神戸大学、兵庫県立大学、国立天文台、埼玉大学の研究者が主導する国際研究チームは11月27日、恒星「おうし座UX A星」をとりまく原始惑星系円盤の姿を直接とらえることに成功し、併せて円盤中に単純な球形ではない、比較的大きな塵粒子が含まれていることも明らかにしたと発表した。

今回の観測は、太陽系外惑星と円盤をすばる望遠鏡を用いて探査する「SEEDSプロジェクト」の一環として実施。成果の詳細な内容は、日本天文学会が発行する学術誌「欧文研究報告」に掲載される予定だ。

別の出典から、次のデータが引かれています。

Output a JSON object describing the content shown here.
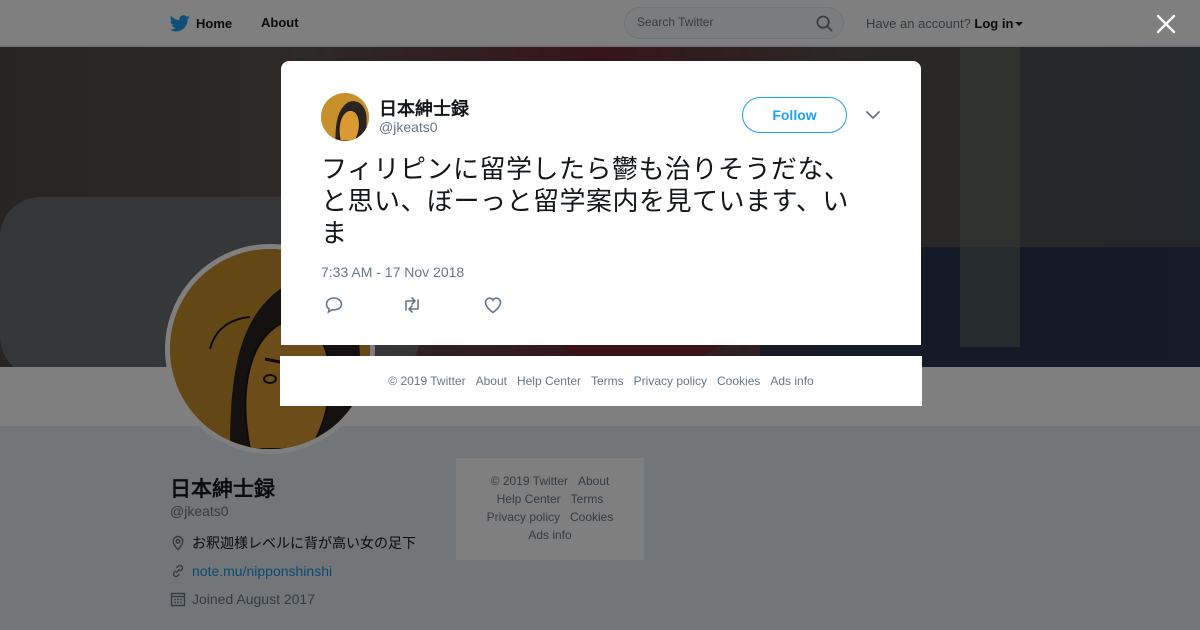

おうし座UX A星は、たくさんの中小質量の恒星が生まれている「おうし座分子雲」にある若い恒星の1つだ。おうし座UX A星の特徴は、周囲に恒星が生まれる過程でできるガスと塵でできた原始惑星系円盤があることだ。ちなみに、こうした原始惑星系円盤の中では、一般的に惑星が生まれて成長すると考えられている。

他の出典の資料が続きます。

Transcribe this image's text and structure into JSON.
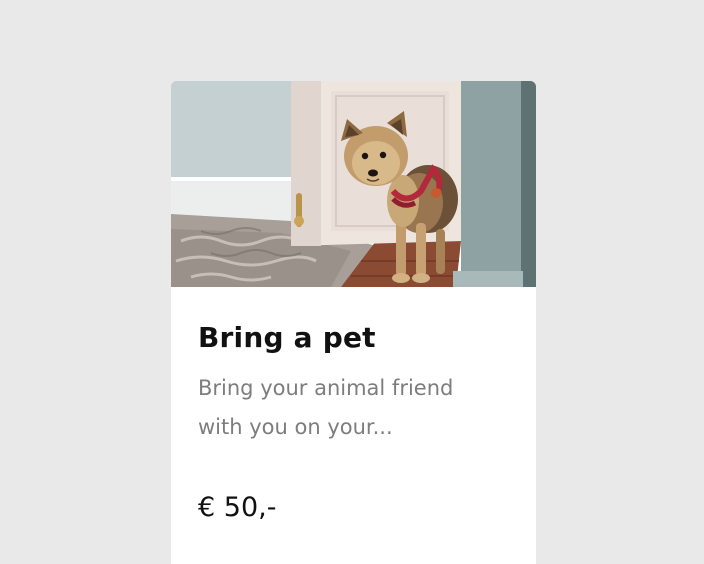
{
  "card": {
    "image_alt": "Small terrier dog with red harness standing in a doorway",
    "title": "Bring a pet",
    "description": "Bring your animal friend with you on your...",
    "price": "€ 50,-"
  },
  "colors": {
    "page_background": "#e9e9e9",
    "card_background": "#ffffff",
    "title_text": "#111111",
    "description_text": "#7d7d7d",
    "price_text": "#111111"
  }
}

研究チームは今回、すばる望遠鏡に搭載された世界最高性能を有する惑星・円盤探査カメラ「HiCIAO(High Contrast Instrument for the Subaru next generation Adaptive Optics:高コントラスト新コロナグラフ)」を使って、おうし座UX A星の原始惑星系円盤を近赤外線で詳しく観測を行った。

特に円盤に含まれるわずかな塵の分布を調べるために、波としての光の性質を利用する(光の振動方向の偏りを測る)「偏光観測」を実施。塵の微粒子はゆくゆくは惑星になるかも知れないので、塵粒子表面で生じる近赤外線の反射の性質は、惑星の生い立ちを知る上で重要な手がかりを与えてくれるはずとされた。

観測の結果、原始惑星系円盤が半径120天文単位まで広がっている様子を0.1秒角の空間分解能でとらえることに成功(画像1)。とらえられた円盤の(全体としての)形が南北方向(画像1では上下方向)にやや延びており、また西側が東側に比べてやや明るいことから、正面に対して東西方向(画像1では左右方向)に傾いた(西側が私たちに対して近くなるように)円盤を見ていると考えられる(画像2)。

画像1。すばる望遠鏡による近赤外線偏光観測でとらえられたおうし座UX A星の原始惑星系円盤の姿。(c) 国立天文台

画像2。おうし座UX A星の原始惑星系円盤の見え方の概念図。正面に対して東西(画面左右)方向に傾いた状態、つまり西側が地球に近くなるように見ていると考えられる。(c) 国立天文台

また、円盤から届く光が強い偏光を示していることもわかった。偏光の向きの角度分布は中心星を中心とする同心円状になっており、偏光度(偏光の強さ)は偏光角によって大きく変化している。

兵庫県立大の伊藤洋一教授は、「今までは偏光の向きによらずに高い偏光度を示す天体が多く検出されています。しかしこの天体は、偏光の向きによって偏光度が2~66%と大きく変化しています。この見慣れない観測結果の解釈に非常に苦労しました」とコメントしている。

原始惑星系円盤中の塵は本来は星間空間に存在していた非常に小さなもので、そのサイズは0.1μm程度だったと考えられている。おうし座UX A星の円盤に見られる塵は、小さな塵の粒が頻繁に衝突・合体することにより、これほどの大きさまで成長してきたと考えることができるという。すなわち、今回の観測成果は惑星の材料である塵粒が惑星への成長する過程の第1歩を目の当たりにしているのかも知れないとしている。